Olivier Père

Susana la perverse de Luis Buñuel

Bach Films réédite en DVD un titre célèbre de la période mexicaine de Luis Buñuel : Susana la perverse (Susana, 1950). Souvent considéré comme mineur par rapport aux chefs-d’œuvre Los Olvidados, El ou La Vie criminelle d’Archibald de la Cruz, Susana la perverse n’en demeure pas moins une grande réussite de Buñuel.

Par une nuit d’orage, Susana s’enfuit de la maison de redressement pour femmes et arrive à l’hacienda du riche et honorable Don Guadalupe, qui vient à son secours.

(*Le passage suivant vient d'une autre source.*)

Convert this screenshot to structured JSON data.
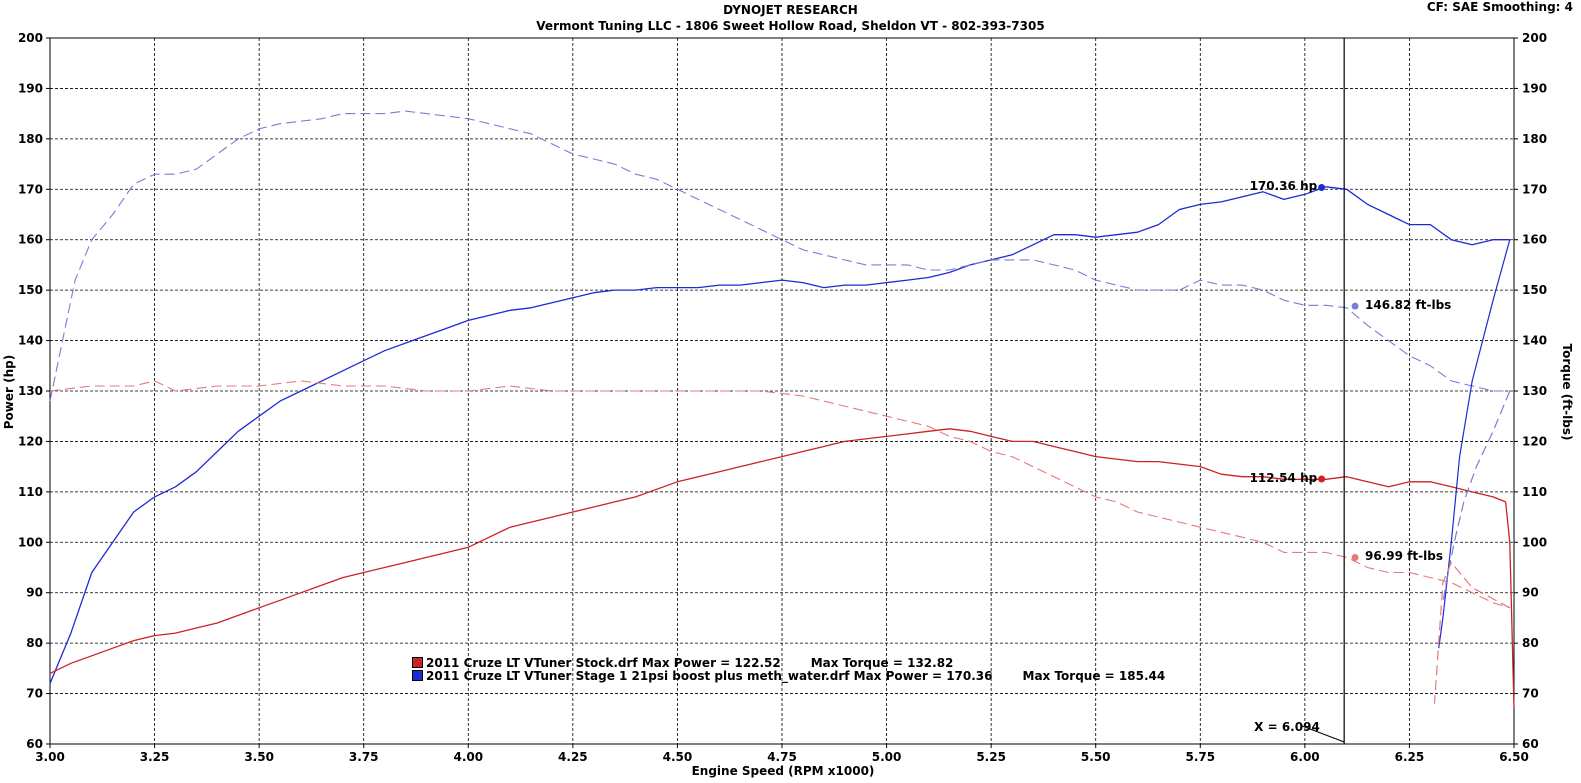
{
  "header": {
    "title": "DYNOJET RESEARCH",
    "subtitle": "Vermont Tuning LLC - 1806 Sweet Hollow Road, Sheldon VT - 802-393-7305",
    "corner": "CF: SAE  Smoothing: 4"
  },
  "legend": [
    {
      "file": "2011 Cruze LT VTuner Stock.drf",
      "power_text": "Max Power = 122.52",
      "torque_text": "Max Torque = 132.82",
      "color": "#cc2222"
    },
    {
      "file": "2011 Cruze LT VTuner Stage 1 21psi boost plus meth_water.drf",
      "power_text": "Max Power = 170.36",
      "torque_text": "Max Torque = 185.44",
      "color": "#1f2ad4"
    }
  ],
  "cursor": {
    "label": "X = 6.094",
    "x": 6.094
  },
  "markers": [
    {
      "label": "170.36 hp",
      "x": 6.04,
      "y": 170.36,
      "color": "#1f2ad4",
      "side": "left"
    },
    {
      "label": "146.82 ft-lbs",
      "x": 6.12,
      "y": 146.82,
      "color": "#7b7bd9",
      "side": "right"
    },
    {
      "label": "112.54 hp",
      "x": 6.04,
      "y": 112.54,
      "color": "#cc2222",
      "side": "left"
    },
    {
      "label": "96.99 ft-lbs",
      "x": 6.12,
      "y": 96.99,
      "color": "#e87878",
      "side": "right"
    }
  ],
  "chart_data": {
    "type": "line",
    "xlabel": "Engine Speed (RPM x1000)",
    "ylabel": "Power (hp)",
    "y2label": "Torque (ft-lbs)",
    "xlim": [
      3.0,
      6.5
    ],
    "ylim": [
      60,
      200
    ],
    "y2lim": [
      60,
      200
    ],
    "xticks": [
      "3.00",
      "3.25",
      "3.50",
      "3.75",
      "4.00",
      "4.25",
      "4.50",
      "4.75",
      "5.00",
      "5.25",
      "5.50",
      "5.75",
      "6.00",
      "6.25",
      "6.50"
    ],
    "yticks": [
      "60",
      "70",
      "80",
      "90",
      "100",
      "110",
      "120",
      "130",
      "140",
      "150",
      "160",
      "170",
      "180",
      "190",
      "200"
    ],
    "grid": true,
    "series": [
      {
        "name": "2011 Cruze LT VTuner Stage 1 21psi boost plus meth_water.drf Power",
        "color": "#1f2ad4",
        "style": "solid",
        "width": 1.3,
        "x": [
          3.0,
          3.05,
          3.1,
          3.15,
          3.2,
          3.25,
          3.3,
          3.35,
          3.4,
          3.45,
          3.5,
          3.55,
          3.6,
          3.65,
          3.7,
          3.75,
          3.8,
          3.85,
          3.9,
          3.95,
          4.0,
          4.05,
          4.1,
          4.15,
          4.2,
          4.25,
          4.3,
          4.35,
          4.4,
          4.45,
          4.5,
          4.55,
          4.6,
          4.65,
          4.7,
          4.75,
          4.8,
          4.85,
          4.9,
          4.95,
          5.0,
          5.05,
          5.1,
          5.15,
          5.2,
          5.25,
          5.3,
          5.35,
          5.4,
          5.45,
          5.5,
          5.55,
          5.6,
          5.65,
          5.7,
          5.75,
          5.8,
          5.85,
          5.9,
          5.95,
          6.0,
          6.05,
          6.1,
          6.15,
          6.2,
          6.25,
          6.3,
          6.35,
          6.4,
          6.45,
          6.49
        ],
        "y": [
          72,
          82,
          94,
          100,
          106,
          109,
          111,
          114,
          118,
          122,
          125,
          128,
          130,
          132,
          134,
          136,
          138,
          139.5,
          141,
          142.5,
          144,
          145,
          146,
          146.5,
          147.5,
          148.5,
          149.5,
          150,
          150,
          150.5,
          150.5,
          150.5,
          151,
          151,
          151.5,
          152,
          151.5,
          150.5,
          151,
          151,
          151.5,
          152,
          152.5,
          153.5,
          155,
          156,
          157,
          159,
          161,
          161,
          160.5,
          161,
          161.5,
          163,
          166,
          167,
          167.5,
          168.5,
          169.5,
          168,
          169,
          170.5,
          170,
          167,
          165,
          163,
          163,
          160,
          159,
          160,
          160
        ]
      },
      {
        "name": "2011 Cruze LT VTuner Stage 1 21psi boost plus meth_water.drf Torque",
        "color": "#7b7bd9",
        "style": "dashed",
        "width": 1.1,
        "x": [
          3.0,
          3.03,
          3.06,
          3.1,
          3.15,
          3.2,
          3.25,
          3.3,
          3.35,
          3.4,
          3.45,
          3.5,
          3.55,
          3.6,
          3.65,
          3.7,
          3.75,
          3.8,
          3.85,
          3.9,
          3.95,
          4.0,
          4.05,
          4.1,
          4.15,
          4.2,
          4.25,
          4.3,
          4.35,
          4.4,
          4.45,
          4.5,
          4.55,
          4.6,
          4.65,
          4.7,
          4.75,
          4.8,
          4.85,
          4.9,
          4.95,
          5.0,
          5.05,
          5.1,
          5.15,
          5.2,
          5.25,
          5.3,
          5.35,
          5.4,
          5.45,
          5.5,
          5.55,
          5.6,
          5.65,
          5.7,
          5.75,
          5.8,
          5.85,
          5.9,
          5.95,
          6.0,
          6.05,
          6.1,
          6.15,
          6.2,
          6.25,
          6.3,
          6.35,
          6.4,
          6.45,
          6.49
        ],
        "y": [
          128,
          140,
          152,
          160,
          165,
          171,
          173,
          173,
          174,
          177,
          180,
          182,
          183,
          183.5,
          184,
          185,
          185,
          185,
          185.5,
          185,
          184.5,
          184,
          183,
          182,
          181,
          179,
          177,
          176,
          175,
          173,
          172,
          170,
          168,
          166,
          164,
          162,
          160,
          158,
          157,
          156,
          155,
          155,
          155,
          154,
          154,
          155,
          156,
          156,
          156,
          155,
          154,
          152,
          151,
          150,
          150,
          150,
          152,
          151,
          151,
          150,
          148,
          147,
          147,
          146.5,
          143,
          140,
          137,
          135,
          132,
          131,
          130,
          130
        ]
      },
      {
        "name": "2011 Cruze LT VTuner Stock.drf Power",
        "color": "#cc2222",
        "style": "solid",
        "width": 1.3,
        "x": [
          3.0,
          3.05,
          3.1,
          3.15,
          3.2,
          3.25,
          3.3,
          3.35,
          3.4,
          3.45,
          3.5,
          3.55,
          3.6,
          3.65,
          3.7,
          3.75,
          3.8,
          3.85,
          3.9,
          3.95,
          4.0,
          4.05,
          4.1,
          4.15,
          4.2,
          4.25,
          4.3,
          4.35,
          4.4,
          4.45,
          4.5,
          4.55,
          4.6,
          4.65,
          4.7,
          4.75,
          4.8,
          4.85,
          4.9,
          4.95,
          5.0,
          5.05,
          5.1,
          5.15,
          5.2,
          5.25,
          5.3,
          5.35,
          5.4,
          5.45,
          5.5,
          5.55,
          5.6,
          5.65,
          5.7,
          5.75,
          5.8,
          5.85,
          5.9,
          5.95,
          6.0,
          6.05,
          6.1,
          6.15,
          6.2,
          6.25,
          6.3,
          6.35,
          6.4,
          6.45,
          6.48,
          6.49,
          6.5
        ],
        "y": [
          74,
          76,
          77.5,
          79,
          80.5,
          81.5,
          82,
          83,
          84,
          85.5,
          87,
          88.5,
          90,
          91.5,
          93,
          94,
          95,
          96,
          97,
          98,
          99,
          101,
          103,
          104,
          105,
          106,
          107,
          108,
          109,
          110.5,
          112,
          113,
          114,
          115,
          116,
          117,
          118,
          119,
          120,
          120.5,
          121,
          121.5,
          122,
          122.5,
          122,
          121,
          120,
          120,
          119,
          118,
          117,
          116.5,
          116,
          116,
          115.5,
          115,
          113.5,
          113,
          113,
          112.5,
          112.5,
          112.5,
          113,
          112,
          111,
          112,
          112,
          111,
          110,
          109,
          108,
          100,
          67
        ]
      },
      {
        "name": "2011 Cruze LT VTuner Stock.drf Torque",
        "color": "#e87878",
        "style": "dashed",
        "width": 1.1,
        "x": [
          3.0,
          3.1,
          3.2,
          3.25,
          3.3,
          3.4,
          3.5,
          3.6,
          3.7,
          3.8,
          3.9,
          4.0,
          4.1,
          4.2,
          4.3,
          4.4,
          4.5,
          4.6,
          4.7,
          4.8,
          4.85,
          4.9,
          4.95,
          5.0,
          5.05,
          5.1,
          5.15,
          5.2,
          5.25,
          5.3,
          5.35,
          5.4,
          5.45,
          5.5,
          5.55,
          5.6,
          5.65,
          5.7,
          5.75,
          5.8,
          5.85,
          5.9,
          5.95,
          6.0,
          6.05,
          6.1,
          6.15,
          6.2,
          6.25,
          6.3,
          6.35,
          6.4,
          6.45,
          6.49
        ],
        "y": [
          130,
          131,
          131,
          132,
          130,
          131,
          131,
          132,
          131,
          131,
          130,
          130,
          131,
          130,
          130,
          130,
          130,
          130,
          130,
          129,
          128,
          127,
          126,
          125,
          124,
          123,
          121,
          120,
          118,
          117,
          115,
          113,
          111,
          109,
          108,
          106,
          105,
          104,
          103,
          102,
          101,
          100,
          98,
          98,
          98,
          97,
          95,
          94,
          94,
          93,
          92,
          90,
          88,
          87
        ]
      }
    ],
    "drops": [
      {
        "color": "#1f2ad4",
        "style": "solid",
        "x": [
          6.49,
          6.45,
          6.4,
          6.37,
          6.35,
          6.33,
          6.32
        ],
        "y": [
          160,
          148,
          132,
          117,
          100,
          85,
          79
        ]
      },
      {
        "color": "#7b7bd9",
        "style": "dashed",
        "x": [
          6.49,
          6.45,
          6.41,
          6.38,
          6.36,
          6.34,
          6.33
        ],
        "y": [
          130,
          122,
          115,
          108,
          101,
          93,
          88
        ]
      },
      {
        "color": "#e87878",
        "style": "dashed",
        "x": [
          6.49,
          6.4,
          6.37,
          6.35,
          6.33,
          6.32,
          6.31
        ],
        "y": [
          87,
          91,
          94,
          96,
          92,
          80,
          68
        ]
      }
    ]
  }
}
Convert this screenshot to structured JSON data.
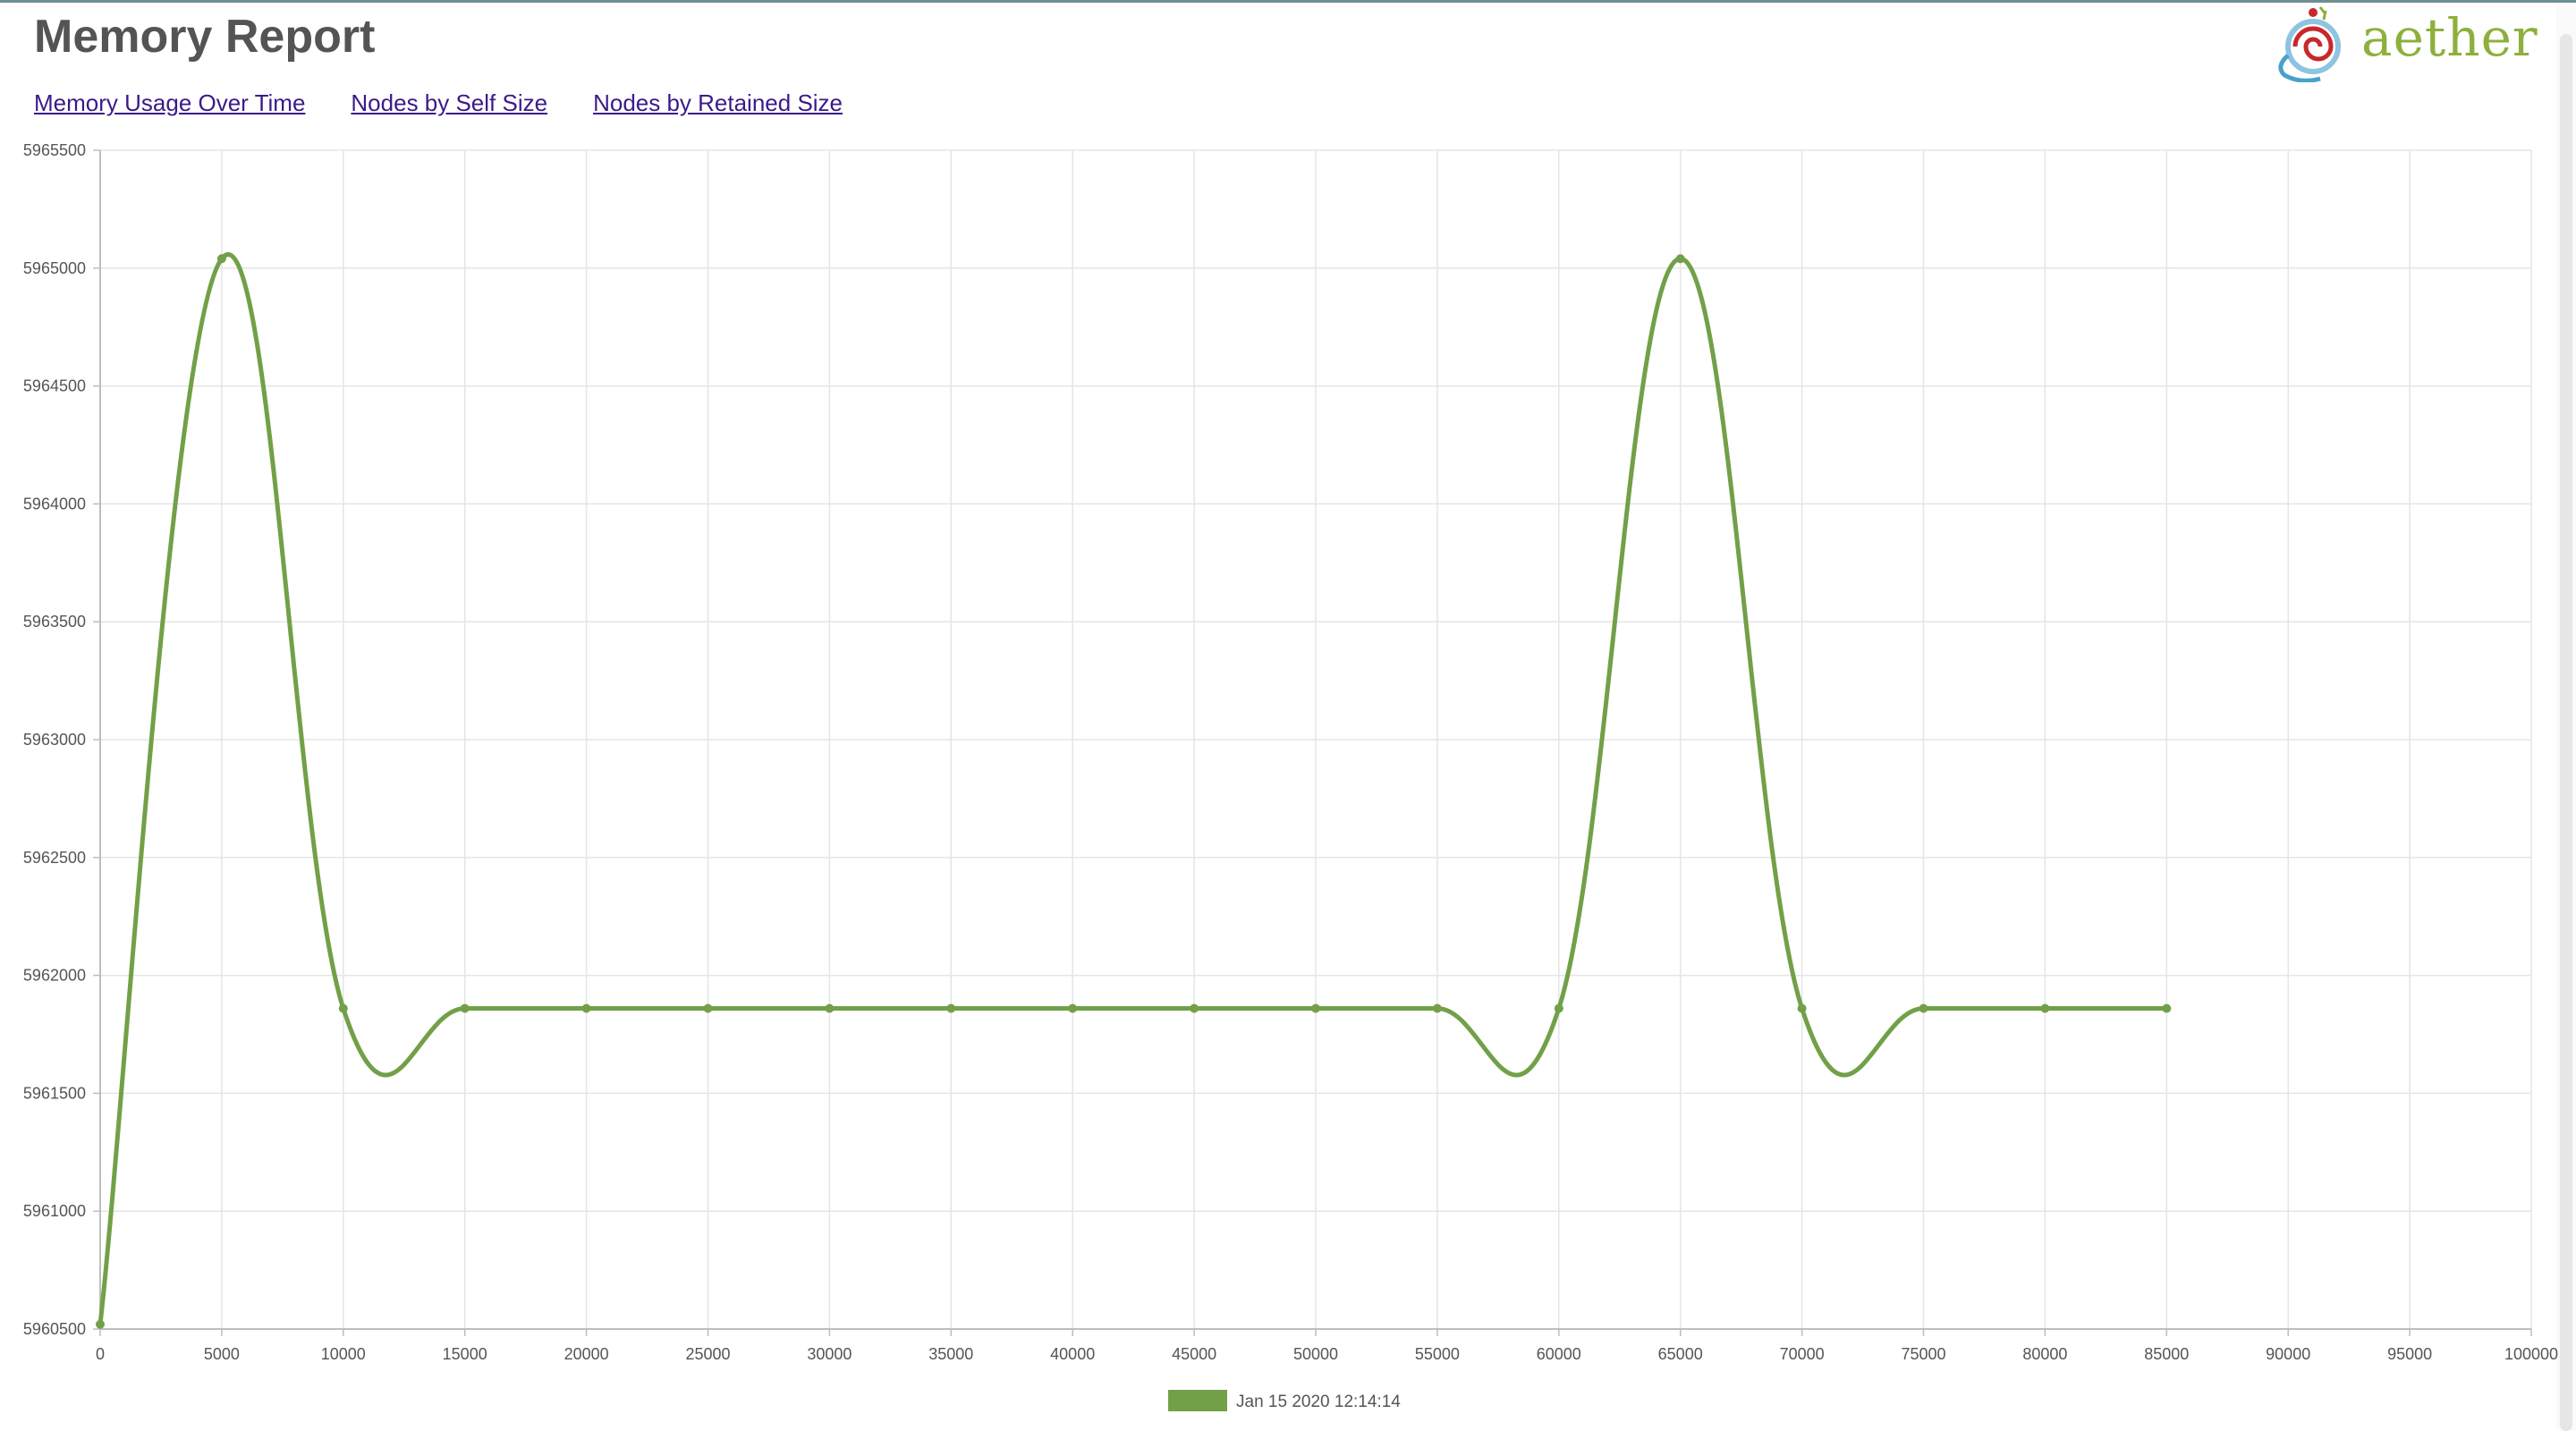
{
  "header": {
    "title": "Memory Report",
    "logo_text": "aether"
  },
  "nav": {
    "items": [
      "Memory Usage Over Time",
      "Nodes by Self Size",
      "Nodes by Retained Size"
    ]
  },
  "colors": {
    "series": "#72a048",
    "grid": "#e5e5e5",
    "axis": "#bdbdbd",
    "link": "#3b1a8a"
  },
  "chart_data": {
    "type": "line",
    "title": "",
    "xlabel": "",
    "ylabel": "",
    "xlim": [
      0,
      100000
    ],
    "ylim": [
      5960500,
      5965500
    ],
    "x_ticks": [
      0,
      5000,
      10000,
      15000,
      20000,
      25000,
      30000,
      35000,
      40000,
      45000,
      50000,
      55000,
      60000,
      65000,
      70000,
      75000,
      80000,
      85000,
      90000,
      95000,
      100000
    ],
    "y_ticks": [
      5960500,
      5961000,
      5961500,
      5962000,
      5962500,
      5963000,
      5963500,
      5964000,
      5964500,
      5965000,
      5965500
    ],
    "legend_position": "bottom",
    "grid": true,
    "series": [
      {
        "name": "Jan 15 2020 12:14:14",
        "x": [
          0,
          5000,
          10000,
          15000,
          20000,
          25000,
          30000,
          35000,
          40000,
          45000,
          50000,
          55000,
          60000,
          65000,
          70000,
          75000,
          80000,
          85000
        ],
        "values": [
          5960520,
          5965040,
          5961860,
          5961860,
          5961860,
          5961860,
          5961860,
          5961860,
          5961860,
          5961860,
          5961860,
          5961860,
          5961860,
          5965040,
          5961860,
          5961860,
          5961860,
          5961860
        ]
      }
    ]
  }
}
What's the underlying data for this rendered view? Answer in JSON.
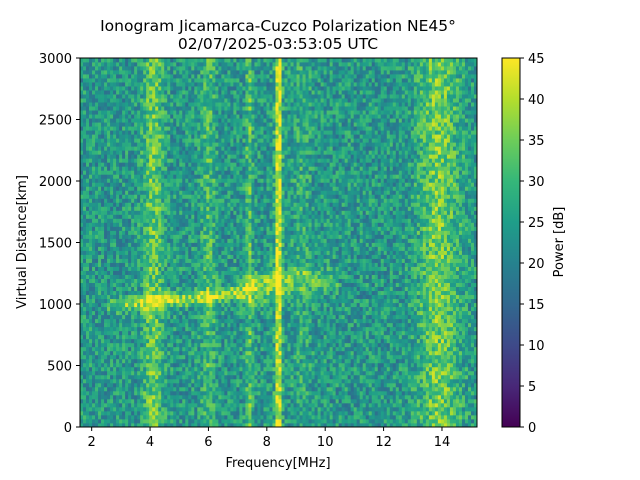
{
  "chart_data": {
    "type": "heatmap",
    "title": "Ionogram Jicamarca-Cuzco Polarization NE45°",
    "subtitle": "02/07/2025-03:53:05 UTC",
    "xlabel": "Frequency[MHz]",
    "ylabel": "Virtual Distance[km]",
    "xlim": [
      1.6,
      15.2
    ],
    "ylim": [
      0,
      3000
    ],
    "xticks": [
      "2",
      "4",
      "6",
      "8",
      "10",
      "12",
      "14"
    ],
    "yticks": [
      "0",
      "500",
      "1000",
      "1500",
      "2000",
      "2500",
      "3000"
    ],
    "colorbar": {
      "label": "Power [dB]",
      "range": [
        0,
        45
      ],
      "ticks": [
        "0",
        "5",
        "10",
        "15",
        "20",
        "25",
        "30",
        "35",
        "40",
        "45"
      ],
      "colormap": "viridis"
    },
    "background_power_db": 24,
    "vertical_bands": [
      {
        "freq_mhz": 4.1,
        "width_mhz": 0.35,
        "power_db": 34
      },
      {
        "freq_mhz": 6.0,
        "width_mhz": 0.25,
        "power_db": 31
      },
      {
        "freq_mhz": 9.2,
        "width_mhz": 0.3,
        "power_db": 28
      },
      {
        "freq_mhz": 13.9,
        "width_mhz": 0.7,
        "power_db": 35
      },
      {
        "freq_mhz": 7.4,
        "width_mhz": 0.05,
        "power_db": 33
      },
      {
        "freq_mhz": 8.4,
        "width_mhz": 0.06,
        "power_db": 45
      }
    ],
    "echo_trace": [
      {
        "freq_mhz": 2.5,
        "distance_km": 980,
        "power_db": 32
      },
      {
        "freq_mhz": 4.0,
        "distance_km": 1020,
        "power_db": 42
      },
      {
        "freq_mhz": 6.0,
        "distance_km": 1060,
        "power_db": 40
      },
      {
        "freq_mhz": 8.0,
        "distance_km": 1150,
        "power_db": 40
      },
      {
        "freq_mhz": 9.0,
        "distance_km": 1200,
        "power_db": 34
      },
      {
        "freq_mhz": 10.5,
        "distance_km": 1200,
        "power_db": 30
      }
    ]
  }
}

Bientôt, la beauté et les provocations de la jeune femme commencent à troubler la paix de la famille chrétienne et honnête… La belle ensorceleuse séduira tour à tour le palefrenier, Don Guadalupe et son fils, sous les yeux horrifiés de la maîtresse de maison et de la domestique bigote.

Produit dans le cadre du cinéma commercial, comme la plupart des films mexicains de Buñuel, Susana la perverse est un véritable jeu de massacre dans lequel une famille traditionnelle de propriétaires, domestiques et employés inclus, est soumise à rude épreuve par Susana, véritable démon dont le corps respire la luxure, qui vient semer la discorde et le chaos dans un monde bien ordonné.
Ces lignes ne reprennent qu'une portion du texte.